As mentioned above, my day began at 4 am and ended at 10 pm. When I made it home at 8 pm, I ate and spent a few minutes with my children before helping my wife put them to bed. Frequently, I fell asleep while reading my kids a bedtime story and did not give my wife the attention she deserved because I was exhausted. After doing this for three years, I decided it was time to make a change.
Making my dream a reality
I declined an offer to return to my job in July of 2016, informed my martial art students that I would be reorganizing my approach from in person to online instruction, and on October 15, 2016, I moved to Mazatlán, Sinaloa on Mexico’s Pacific coast. My wife and I decided to go to Mexico to be more mindful parents and to dedicate ourselves to our dreams. I work now as an education and business consultant, writer, and teacher of capoeira. My wife is also pursuing her dreams as a writer and business coach. The decision to leave my job and pursue my life’s callings as a husband, father, and entrepreneur was challenging and necessary to work toward creating a different life mindful of my physical limitations.

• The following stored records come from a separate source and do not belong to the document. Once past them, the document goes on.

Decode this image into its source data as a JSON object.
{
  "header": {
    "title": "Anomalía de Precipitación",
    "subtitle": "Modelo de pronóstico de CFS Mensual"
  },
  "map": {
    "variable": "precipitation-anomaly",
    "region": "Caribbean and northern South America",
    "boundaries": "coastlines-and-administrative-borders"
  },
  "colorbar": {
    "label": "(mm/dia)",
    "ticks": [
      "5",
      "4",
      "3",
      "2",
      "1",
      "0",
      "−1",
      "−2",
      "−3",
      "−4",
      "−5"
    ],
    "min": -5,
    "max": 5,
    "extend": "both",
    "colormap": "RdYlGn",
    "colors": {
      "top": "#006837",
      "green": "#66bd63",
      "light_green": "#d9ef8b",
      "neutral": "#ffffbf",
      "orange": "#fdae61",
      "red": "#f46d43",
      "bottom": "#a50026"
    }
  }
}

When I lived in the United States, I thought that I was part machine, because I was able to work long hours and avoid car accidents, despite falling asleep on multiple occasions in the commute to and from work. Arianna Huffington’s book Thrive, Illustrated the potential outcome of my work habits and influenced me to make substantial life changes. In response to this book, I found “the road less traveled” and began to discover a path that more adequately integrates my personal and professional life. If you read this post, maybe it is your turn to leave a life of comfort with the intention to live a life of possibility.